NPP Parliamentary candidate Kojo Oppong Nkrumah wants IMANI to properly study Dr. Bawumia’s an economic analysis before offering a critique of the vice-presidential candidate’s work.
Suggesting that IMANI’s response was not thorough enough, the NPP candidate for Ofoase Ayirebi constituency in the Eastern region observed that “it appears as if they are in a hurry to punch holes”.
“I don’t want to be uncharitable to my good friends IMANI…[it] is an organisation I very much respect. If you look at the speed they delivered this response…they are in a hurry”, the former broadcaster noted.
Less than 24 hours after a lecture addressed by the 2016 NPP Vice-Presidential candidate Dr. Mahamudu Bawumia, IMANI Ghana released a 4-page response.
It pointed out seven claims it believes are “an unfair interpretation of data for partisan advantage” and also endorsed 12 claims as accurate.
The think-tank also stated its position on five policy pledges made by the former deputy Governor of the Bank of Ghana Dr. Bawumia.
In one of the criticisms, IMANI challenged Bawumia’s claim that “average lending rate is now about 40%, which is worse than the situation under the NDC”.
IMANI believes that “this is another claim that is rather hard to ground without complex mean rate analysis over aggregate periods. The CEPA graph below depicting average lending rates between the beginning of 2006 and the end of 2014 shows that on average the rate dynamics have been tepid and hard to compare secularly”
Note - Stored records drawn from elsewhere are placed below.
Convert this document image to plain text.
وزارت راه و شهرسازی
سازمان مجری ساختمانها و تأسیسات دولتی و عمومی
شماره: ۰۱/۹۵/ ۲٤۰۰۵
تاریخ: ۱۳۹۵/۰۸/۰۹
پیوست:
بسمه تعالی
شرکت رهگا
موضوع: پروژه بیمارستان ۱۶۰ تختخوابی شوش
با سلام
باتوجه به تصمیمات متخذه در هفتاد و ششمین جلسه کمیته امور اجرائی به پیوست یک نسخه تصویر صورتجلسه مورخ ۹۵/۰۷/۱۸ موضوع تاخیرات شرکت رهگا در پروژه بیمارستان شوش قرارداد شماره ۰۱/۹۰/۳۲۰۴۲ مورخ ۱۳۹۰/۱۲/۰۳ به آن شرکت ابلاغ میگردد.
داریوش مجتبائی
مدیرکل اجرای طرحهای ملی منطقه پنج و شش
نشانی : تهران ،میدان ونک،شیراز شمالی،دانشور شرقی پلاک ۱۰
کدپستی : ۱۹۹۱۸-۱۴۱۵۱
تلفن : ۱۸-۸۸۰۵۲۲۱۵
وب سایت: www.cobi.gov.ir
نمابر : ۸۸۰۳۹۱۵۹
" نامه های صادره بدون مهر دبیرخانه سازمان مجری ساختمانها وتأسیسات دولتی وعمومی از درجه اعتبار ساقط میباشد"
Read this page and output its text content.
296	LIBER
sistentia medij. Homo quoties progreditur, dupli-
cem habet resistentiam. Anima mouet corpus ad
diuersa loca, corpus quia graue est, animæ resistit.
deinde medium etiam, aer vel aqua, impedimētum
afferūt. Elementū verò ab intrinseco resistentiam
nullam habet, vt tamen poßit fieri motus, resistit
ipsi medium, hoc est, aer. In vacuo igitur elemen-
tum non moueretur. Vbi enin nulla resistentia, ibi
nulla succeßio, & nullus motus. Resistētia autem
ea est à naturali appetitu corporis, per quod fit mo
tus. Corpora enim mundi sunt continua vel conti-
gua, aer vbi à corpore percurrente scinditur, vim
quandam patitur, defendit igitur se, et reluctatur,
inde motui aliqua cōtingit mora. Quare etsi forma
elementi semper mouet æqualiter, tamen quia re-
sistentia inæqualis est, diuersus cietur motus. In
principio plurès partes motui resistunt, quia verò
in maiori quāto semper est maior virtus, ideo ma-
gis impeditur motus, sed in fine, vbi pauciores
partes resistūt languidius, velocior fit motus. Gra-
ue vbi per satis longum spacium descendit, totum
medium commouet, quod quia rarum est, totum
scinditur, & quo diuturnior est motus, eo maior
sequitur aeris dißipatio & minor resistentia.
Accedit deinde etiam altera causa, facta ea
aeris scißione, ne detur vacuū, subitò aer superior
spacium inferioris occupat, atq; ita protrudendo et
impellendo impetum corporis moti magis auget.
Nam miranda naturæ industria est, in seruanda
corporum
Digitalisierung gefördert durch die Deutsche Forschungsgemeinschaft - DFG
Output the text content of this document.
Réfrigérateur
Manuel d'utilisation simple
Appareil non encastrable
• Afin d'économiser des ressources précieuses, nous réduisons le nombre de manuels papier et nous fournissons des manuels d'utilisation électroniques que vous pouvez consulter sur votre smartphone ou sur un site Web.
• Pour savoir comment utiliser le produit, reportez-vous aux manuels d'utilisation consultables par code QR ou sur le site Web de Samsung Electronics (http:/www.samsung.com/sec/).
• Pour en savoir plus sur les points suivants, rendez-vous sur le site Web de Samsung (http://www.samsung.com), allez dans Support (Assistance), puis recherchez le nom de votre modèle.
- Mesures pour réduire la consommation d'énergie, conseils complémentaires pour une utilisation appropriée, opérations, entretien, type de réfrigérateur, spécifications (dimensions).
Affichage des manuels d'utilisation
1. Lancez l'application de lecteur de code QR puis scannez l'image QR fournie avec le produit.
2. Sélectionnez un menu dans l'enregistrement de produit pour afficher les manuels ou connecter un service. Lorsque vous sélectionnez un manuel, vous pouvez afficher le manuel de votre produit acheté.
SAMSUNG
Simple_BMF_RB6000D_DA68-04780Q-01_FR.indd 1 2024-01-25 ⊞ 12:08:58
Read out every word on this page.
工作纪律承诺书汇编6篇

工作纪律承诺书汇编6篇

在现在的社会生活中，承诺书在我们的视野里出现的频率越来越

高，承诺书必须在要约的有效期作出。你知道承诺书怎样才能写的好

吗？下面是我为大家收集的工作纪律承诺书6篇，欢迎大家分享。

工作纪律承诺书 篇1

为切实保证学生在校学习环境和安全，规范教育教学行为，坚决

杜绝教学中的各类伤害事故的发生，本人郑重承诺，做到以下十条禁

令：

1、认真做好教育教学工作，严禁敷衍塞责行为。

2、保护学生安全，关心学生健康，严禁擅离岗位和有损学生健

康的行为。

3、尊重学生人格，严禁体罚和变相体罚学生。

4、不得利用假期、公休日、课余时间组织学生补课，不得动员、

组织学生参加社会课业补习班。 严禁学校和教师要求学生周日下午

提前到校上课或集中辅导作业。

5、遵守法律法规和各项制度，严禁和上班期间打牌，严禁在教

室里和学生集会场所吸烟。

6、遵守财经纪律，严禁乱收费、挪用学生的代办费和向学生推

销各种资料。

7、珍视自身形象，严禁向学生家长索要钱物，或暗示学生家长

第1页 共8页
But responding to the critique, Kojo Oppong Nkrumah indicated that it is not enough for IMANI to question the model or formula used by Bawumia to arrive at his conclusion.
He wants the policy think-tank to also demonstrate that Bawumia was wrong by offering what it believes is the correct figure or formula.
“When you use this formula, what was the answer they got and does that answer depart from the substance the argument Dr. Bawumia is making?”
“When they mention the mean rate variable, did they do the computation for you? he asked host of Joy FM/Multi TV news analysis show Newsfile.
According to Kojo Oppong Nkrumah, he has used some of the computations adopted by IMANI Ghana and has arrived a similar conclusion that Ghana is on the wrong path.
“The way they have managed things, the results today is at variance with what they set for themselves” he said referring to government’s failure to meet its own fiscal objectives spelt out in GSGDA II medium term strategy for 2014 to 2017.
According to Bloomberg report, Ghana cut its economic growth forecast for 2016 to the lowest rate in more than three decades as the country reduced its targets for oil and gold production.
West Africa’s largest economy after Nigeria will likely expand 3.2 percent this year after growing 3.9 percent in 2015, Finance Minister Seth Terkper said in a statement on the ministry’s website. That will be the slowest rate since 1983, when the economy contracted 4.6 percent, according to World Bank data.